Some operators are battling through national and EU regulation and employment terms to take on a mix of local and/or British employees. Others see the Covid/Brexit double-jolt to the sector as an opportunity to reinvent the chalet holiday, and here, Ski France is leading the charge.
Ski France is owned by French hotel group Madame Vacances, and despite being fully at home with French and EU employment and tax rules, the company is not staffing up with locals, but instead is launching a new category of ski holiday: the ‘contactless chalet’.
Their focus is on reassuring clients that in an ongoing Covid-aware world, the ‘contactless chalet’ will let skiers stay in the safe bubble of their chalet, with all their needs met remotely by ‘behind the scenes’ staff – all at a price point that they’re familiar with.
Chalets are stocked with food and drink, with guests encouraged to follow recipes. To call it ‘self-catering +’ might be unfair. The self-catering mindset is different, happy to be more self-reliant and budget-focussed. Ski France is sourcing local delicatessen produce, from breakfast to high-quality three-course suppers, that require little preparation; all with a concierge-like staff a call away from sorting out house-keeping, re-stocking and transfers to the airport.

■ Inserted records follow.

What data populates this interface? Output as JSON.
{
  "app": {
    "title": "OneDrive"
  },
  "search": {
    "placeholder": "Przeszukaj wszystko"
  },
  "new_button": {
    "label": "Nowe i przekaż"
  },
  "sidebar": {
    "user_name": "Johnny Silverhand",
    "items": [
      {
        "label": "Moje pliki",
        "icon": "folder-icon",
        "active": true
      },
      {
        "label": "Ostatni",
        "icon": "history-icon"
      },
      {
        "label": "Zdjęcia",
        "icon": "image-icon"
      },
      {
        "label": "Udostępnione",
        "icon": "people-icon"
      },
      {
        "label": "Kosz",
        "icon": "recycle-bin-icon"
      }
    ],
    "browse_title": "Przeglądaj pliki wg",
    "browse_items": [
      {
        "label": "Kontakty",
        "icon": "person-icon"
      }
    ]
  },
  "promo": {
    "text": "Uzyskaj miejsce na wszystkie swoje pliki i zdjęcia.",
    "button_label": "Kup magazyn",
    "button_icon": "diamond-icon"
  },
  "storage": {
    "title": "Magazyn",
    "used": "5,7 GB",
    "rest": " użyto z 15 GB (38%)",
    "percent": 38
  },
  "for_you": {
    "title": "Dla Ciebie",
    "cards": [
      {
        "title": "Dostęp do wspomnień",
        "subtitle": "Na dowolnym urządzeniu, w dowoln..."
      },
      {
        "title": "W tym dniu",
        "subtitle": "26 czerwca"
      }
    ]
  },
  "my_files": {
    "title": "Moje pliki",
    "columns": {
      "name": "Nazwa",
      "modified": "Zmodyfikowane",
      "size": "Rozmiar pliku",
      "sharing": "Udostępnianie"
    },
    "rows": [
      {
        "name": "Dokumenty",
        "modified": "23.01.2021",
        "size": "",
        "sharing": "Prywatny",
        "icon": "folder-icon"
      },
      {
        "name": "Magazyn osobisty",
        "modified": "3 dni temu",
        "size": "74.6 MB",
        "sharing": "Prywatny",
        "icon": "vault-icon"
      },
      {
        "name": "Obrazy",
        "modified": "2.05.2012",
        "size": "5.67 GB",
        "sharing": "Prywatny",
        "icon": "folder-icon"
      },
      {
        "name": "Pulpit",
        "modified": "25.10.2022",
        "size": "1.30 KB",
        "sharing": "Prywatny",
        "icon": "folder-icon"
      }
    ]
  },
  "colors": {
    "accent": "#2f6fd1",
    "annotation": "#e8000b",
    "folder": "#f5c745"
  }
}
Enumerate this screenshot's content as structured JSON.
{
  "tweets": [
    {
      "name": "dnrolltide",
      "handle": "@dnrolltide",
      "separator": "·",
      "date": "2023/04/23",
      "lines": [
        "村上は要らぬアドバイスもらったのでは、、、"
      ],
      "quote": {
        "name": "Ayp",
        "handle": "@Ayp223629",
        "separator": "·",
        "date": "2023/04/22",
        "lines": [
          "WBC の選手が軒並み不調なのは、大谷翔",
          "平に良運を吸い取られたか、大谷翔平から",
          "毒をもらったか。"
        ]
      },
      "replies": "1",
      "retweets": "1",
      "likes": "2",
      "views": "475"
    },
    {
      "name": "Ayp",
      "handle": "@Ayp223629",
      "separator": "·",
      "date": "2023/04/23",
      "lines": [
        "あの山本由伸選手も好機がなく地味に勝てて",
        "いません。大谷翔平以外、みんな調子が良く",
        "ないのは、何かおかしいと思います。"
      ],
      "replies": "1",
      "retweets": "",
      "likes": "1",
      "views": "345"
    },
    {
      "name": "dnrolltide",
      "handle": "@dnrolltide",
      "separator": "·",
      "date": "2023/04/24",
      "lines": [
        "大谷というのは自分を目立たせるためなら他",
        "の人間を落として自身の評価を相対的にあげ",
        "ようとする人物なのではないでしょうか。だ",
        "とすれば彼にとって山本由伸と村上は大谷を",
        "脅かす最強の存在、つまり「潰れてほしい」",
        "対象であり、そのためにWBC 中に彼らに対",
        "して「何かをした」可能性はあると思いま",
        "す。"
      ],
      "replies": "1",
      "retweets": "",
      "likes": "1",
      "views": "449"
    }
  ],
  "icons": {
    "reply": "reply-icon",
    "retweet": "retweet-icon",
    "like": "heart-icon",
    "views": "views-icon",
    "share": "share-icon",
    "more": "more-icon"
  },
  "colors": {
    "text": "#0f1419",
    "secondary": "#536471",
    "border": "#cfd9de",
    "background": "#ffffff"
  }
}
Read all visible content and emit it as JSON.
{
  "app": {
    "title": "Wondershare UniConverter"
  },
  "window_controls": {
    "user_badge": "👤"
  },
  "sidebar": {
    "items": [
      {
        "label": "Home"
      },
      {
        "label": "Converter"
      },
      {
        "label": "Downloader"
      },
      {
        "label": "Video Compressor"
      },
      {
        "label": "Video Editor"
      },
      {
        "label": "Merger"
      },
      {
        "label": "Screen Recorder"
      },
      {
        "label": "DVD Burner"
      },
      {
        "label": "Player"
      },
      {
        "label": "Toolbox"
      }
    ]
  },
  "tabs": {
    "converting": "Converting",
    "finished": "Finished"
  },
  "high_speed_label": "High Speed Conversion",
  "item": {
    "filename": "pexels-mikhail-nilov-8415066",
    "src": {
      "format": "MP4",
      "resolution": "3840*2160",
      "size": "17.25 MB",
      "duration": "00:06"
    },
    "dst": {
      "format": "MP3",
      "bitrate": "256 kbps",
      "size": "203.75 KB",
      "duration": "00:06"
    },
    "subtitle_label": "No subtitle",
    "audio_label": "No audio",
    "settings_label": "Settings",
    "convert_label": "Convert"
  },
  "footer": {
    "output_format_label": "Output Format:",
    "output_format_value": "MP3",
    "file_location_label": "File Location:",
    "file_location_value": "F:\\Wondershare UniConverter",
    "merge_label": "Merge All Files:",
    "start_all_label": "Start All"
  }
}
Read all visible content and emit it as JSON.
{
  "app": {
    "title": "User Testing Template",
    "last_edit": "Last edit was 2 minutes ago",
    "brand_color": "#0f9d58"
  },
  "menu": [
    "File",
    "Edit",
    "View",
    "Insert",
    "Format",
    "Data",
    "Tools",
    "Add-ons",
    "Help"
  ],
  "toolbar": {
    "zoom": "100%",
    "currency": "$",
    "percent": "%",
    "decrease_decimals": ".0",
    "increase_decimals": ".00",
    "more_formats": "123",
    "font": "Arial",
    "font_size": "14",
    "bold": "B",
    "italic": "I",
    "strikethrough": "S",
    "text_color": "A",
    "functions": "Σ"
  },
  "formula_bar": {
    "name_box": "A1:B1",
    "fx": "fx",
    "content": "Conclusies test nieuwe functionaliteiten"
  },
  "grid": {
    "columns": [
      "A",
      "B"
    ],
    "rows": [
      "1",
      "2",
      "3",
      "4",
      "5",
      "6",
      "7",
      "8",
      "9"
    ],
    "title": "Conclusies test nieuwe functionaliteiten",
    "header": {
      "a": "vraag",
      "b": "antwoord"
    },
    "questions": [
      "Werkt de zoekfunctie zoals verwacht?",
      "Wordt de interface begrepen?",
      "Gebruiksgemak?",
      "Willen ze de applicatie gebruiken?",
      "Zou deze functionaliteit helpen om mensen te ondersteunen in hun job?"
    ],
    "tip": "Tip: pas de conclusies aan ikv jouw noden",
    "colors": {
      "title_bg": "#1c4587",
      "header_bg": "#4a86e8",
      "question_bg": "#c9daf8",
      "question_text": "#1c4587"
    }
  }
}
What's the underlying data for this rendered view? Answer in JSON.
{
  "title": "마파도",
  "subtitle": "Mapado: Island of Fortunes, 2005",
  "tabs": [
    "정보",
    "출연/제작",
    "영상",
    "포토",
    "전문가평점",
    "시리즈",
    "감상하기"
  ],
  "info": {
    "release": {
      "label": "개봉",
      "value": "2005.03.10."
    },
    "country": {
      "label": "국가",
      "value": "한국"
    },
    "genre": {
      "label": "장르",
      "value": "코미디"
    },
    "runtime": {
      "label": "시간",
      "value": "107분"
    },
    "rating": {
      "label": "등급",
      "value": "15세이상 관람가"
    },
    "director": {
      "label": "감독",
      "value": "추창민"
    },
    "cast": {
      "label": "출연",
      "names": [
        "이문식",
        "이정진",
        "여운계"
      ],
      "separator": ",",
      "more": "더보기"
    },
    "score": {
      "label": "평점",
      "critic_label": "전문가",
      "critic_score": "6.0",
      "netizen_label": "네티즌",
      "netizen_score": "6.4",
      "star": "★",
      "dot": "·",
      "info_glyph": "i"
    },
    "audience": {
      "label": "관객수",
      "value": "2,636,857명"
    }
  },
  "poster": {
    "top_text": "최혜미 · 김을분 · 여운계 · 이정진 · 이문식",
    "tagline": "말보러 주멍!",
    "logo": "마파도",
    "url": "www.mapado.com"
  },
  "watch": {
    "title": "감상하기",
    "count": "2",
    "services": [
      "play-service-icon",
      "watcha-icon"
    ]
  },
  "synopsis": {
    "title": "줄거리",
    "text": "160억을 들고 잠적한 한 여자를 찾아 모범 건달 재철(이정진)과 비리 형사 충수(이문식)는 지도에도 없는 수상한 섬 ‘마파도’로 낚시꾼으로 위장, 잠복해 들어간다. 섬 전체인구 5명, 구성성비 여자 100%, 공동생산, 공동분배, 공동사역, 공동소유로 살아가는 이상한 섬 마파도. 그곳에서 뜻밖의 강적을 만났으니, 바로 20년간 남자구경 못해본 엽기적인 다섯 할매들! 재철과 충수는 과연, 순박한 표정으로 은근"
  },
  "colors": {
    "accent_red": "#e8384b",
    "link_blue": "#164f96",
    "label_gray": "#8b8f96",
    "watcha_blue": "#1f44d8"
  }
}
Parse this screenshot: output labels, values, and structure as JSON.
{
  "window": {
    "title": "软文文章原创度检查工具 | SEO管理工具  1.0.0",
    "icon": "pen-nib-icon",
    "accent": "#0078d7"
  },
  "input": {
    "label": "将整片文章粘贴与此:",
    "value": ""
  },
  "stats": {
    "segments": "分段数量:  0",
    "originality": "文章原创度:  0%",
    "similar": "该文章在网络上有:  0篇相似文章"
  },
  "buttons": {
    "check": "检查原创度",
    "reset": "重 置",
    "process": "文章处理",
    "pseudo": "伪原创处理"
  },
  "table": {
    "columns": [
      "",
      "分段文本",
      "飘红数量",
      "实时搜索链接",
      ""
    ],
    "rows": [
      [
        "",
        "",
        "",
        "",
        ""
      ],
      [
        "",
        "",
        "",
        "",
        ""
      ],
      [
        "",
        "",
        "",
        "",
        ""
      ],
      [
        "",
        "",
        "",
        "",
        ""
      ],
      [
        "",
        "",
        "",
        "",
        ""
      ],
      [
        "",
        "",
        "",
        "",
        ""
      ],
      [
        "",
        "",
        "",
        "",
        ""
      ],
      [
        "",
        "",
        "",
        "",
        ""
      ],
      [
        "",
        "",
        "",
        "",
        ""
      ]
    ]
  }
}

Ski France is offering two classes of contactless chalet: Classic and Premium, with prices starting at around £420pp for the week. For those wanting more flexibility, an ‘à-la-carte’ option lets them choose from a larger list of provisions, stocked in the chalet by unseen ‘concierge’ staff. Or the chalet can be booked as is, without provisions, working out about 10-15% cheaper.
Flexibility seems the key characteristic and Ski France Sales and Marketing Director Joanna Laforge believes: “This modern twist will entice a new generation of skiers to discover affordable chalet holidays.”
Ski France is putting everything into this concept and has rapidly grown a portfolio of 50 contactless chalets across the French Alps, including Val D’Isère, Tignes, Meribel, Courchevel, La Tania, La Plagne and Alpe d’Huez.
Fall-Line sampled Ski France’s contactless (Premium class) Chalet Etienne in Meribel this summer, prepping and cooking meals. Our chicken chasseur came pre-prepared in large silver foil baking trays, requiring no more than time in the oven. Similarly, a tasty apple tart was heated through for pudding. All accompaniments were prepared by us, including toasted goat cheese, vegetables, fruit and cheese board. Nothing too taxing, and because Ski France is sourcing locally and from delicatessens, even the basics are high quality. The two-week rotating menu has dishes requiring more culinary skill, but some are easy enough for teenagers/journalists to cope with when told it’s their turn to cook.
While it’s not self-catering in the traditional sense, you are still responsible for feeding yourselves – unlimited wine (available with both the Classic and Premium packages) can be a help or a hindrance in that process.
Time will tell if the British chalet holiday die-hard is ready for contactless chalets, but given the difficult and changing times the ski industry is going through, Ski France’s dynamic approach deserves success.